Does the phrase "in the heart of a country " refer to a country' s geographic center?

Nonono, Barcelona is the wallet of Spain! Similar location, but not the same thing…
Exapno, I’m reasonably sure that the current “heartland” of the US wasn’t always close to its geographical center.

Or “woodge” to rhyme with “Scrooge.” Some speakers devoice the ending, so it sounds like you say, “wootch.” It seems to me that devoicing final consonants is more common, hence your pronunciation, but I see a lot of sources online claiming the phonetic pronunciation, “woodge,” is more correct.

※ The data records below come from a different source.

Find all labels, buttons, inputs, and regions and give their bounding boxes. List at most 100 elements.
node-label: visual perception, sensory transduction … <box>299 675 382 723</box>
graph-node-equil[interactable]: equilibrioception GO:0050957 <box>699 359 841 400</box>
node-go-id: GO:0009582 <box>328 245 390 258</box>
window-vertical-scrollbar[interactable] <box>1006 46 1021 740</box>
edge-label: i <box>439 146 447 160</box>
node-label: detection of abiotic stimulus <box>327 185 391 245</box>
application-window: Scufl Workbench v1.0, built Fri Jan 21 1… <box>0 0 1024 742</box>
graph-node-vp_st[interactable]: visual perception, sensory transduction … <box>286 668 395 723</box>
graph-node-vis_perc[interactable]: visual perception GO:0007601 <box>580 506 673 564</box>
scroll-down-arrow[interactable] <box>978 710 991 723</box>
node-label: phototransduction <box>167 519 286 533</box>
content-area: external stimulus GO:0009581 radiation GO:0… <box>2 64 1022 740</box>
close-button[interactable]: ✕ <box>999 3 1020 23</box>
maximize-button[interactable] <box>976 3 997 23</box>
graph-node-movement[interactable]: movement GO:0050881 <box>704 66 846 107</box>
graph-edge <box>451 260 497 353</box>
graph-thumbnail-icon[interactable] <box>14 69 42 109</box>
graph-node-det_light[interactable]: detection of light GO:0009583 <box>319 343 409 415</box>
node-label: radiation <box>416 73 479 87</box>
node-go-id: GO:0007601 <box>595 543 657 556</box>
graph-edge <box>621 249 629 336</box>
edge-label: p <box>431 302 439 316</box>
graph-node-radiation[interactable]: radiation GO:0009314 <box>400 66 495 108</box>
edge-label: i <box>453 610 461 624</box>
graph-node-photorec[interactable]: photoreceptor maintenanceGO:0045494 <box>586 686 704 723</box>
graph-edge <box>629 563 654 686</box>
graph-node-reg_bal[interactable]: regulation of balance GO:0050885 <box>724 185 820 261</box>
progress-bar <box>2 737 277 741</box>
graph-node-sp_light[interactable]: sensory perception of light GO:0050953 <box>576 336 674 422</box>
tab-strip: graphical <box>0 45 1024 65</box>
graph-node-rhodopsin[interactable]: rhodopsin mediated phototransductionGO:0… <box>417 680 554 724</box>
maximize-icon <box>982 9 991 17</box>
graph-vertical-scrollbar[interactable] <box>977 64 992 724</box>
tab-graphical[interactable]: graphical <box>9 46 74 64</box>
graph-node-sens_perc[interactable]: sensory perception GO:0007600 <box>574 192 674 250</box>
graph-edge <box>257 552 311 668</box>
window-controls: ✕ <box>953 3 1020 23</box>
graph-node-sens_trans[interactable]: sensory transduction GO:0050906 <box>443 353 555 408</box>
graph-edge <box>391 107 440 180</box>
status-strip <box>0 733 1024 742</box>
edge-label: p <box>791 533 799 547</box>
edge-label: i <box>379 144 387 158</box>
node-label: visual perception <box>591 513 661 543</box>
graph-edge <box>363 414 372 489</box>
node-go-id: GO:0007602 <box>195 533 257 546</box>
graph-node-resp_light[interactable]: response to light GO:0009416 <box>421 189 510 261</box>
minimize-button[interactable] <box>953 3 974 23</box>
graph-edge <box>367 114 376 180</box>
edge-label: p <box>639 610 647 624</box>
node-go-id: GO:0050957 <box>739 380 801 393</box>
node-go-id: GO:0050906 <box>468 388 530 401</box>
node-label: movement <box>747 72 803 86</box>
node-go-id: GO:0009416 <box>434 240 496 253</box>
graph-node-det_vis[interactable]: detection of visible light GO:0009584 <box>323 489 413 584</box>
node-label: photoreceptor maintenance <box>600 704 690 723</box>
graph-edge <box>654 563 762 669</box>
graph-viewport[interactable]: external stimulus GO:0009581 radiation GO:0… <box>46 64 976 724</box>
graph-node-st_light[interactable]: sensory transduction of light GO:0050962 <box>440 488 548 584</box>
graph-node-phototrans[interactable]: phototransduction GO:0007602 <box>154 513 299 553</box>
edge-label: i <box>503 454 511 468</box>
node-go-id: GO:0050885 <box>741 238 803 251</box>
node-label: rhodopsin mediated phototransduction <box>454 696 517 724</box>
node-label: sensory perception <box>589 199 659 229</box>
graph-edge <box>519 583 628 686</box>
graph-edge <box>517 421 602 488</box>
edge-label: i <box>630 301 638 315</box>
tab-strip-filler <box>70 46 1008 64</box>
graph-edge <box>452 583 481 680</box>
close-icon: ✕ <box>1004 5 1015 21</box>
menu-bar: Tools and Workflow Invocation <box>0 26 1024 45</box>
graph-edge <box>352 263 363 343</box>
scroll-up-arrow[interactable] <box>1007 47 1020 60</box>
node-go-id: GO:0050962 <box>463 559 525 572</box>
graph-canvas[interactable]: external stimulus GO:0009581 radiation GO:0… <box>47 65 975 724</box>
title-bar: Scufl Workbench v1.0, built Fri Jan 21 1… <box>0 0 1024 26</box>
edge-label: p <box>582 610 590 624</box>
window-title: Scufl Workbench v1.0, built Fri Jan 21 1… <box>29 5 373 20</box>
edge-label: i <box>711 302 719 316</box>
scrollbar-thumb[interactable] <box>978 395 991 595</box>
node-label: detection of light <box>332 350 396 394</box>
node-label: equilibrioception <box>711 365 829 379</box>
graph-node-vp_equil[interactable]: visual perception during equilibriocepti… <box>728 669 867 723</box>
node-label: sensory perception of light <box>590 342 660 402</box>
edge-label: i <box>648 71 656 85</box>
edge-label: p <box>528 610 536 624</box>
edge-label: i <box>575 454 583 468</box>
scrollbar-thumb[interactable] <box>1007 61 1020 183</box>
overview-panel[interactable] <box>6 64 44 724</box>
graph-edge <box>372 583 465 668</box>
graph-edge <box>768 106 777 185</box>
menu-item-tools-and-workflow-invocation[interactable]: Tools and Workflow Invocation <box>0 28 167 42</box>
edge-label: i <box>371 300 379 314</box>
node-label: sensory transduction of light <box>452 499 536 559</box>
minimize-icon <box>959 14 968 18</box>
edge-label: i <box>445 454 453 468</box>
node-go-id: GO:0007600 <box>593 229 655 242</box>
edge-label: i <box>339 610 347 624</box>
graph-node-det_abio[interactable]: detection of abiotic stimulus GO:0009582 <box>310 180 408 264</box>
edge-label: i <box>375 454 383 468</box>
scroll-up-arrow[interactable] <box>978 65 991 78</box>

Doesn’t matter since it was when the word was introduced:

Heartland

Wouldn’t the actual geographic center of the US actually be somewhere in Canada (or maybe the North Pacific?) Hawaii is pretty much noise since it’s so small, but Alaska is rather huge and probably skews the center to at the very least the Northwestern United States.

Of course, we could argue that any definition of “center of a country” which puts that center out of the country is pretty much meaningless.

Yeah, but Alaska and Hawaii are way, way off in the outfield. The pitcher’s mound, so to speak, is in Kansas.

^This.

It was just meant to be an example. I have no actual idea what city is best candidate for “heart of Spain” in that metaphorical sense.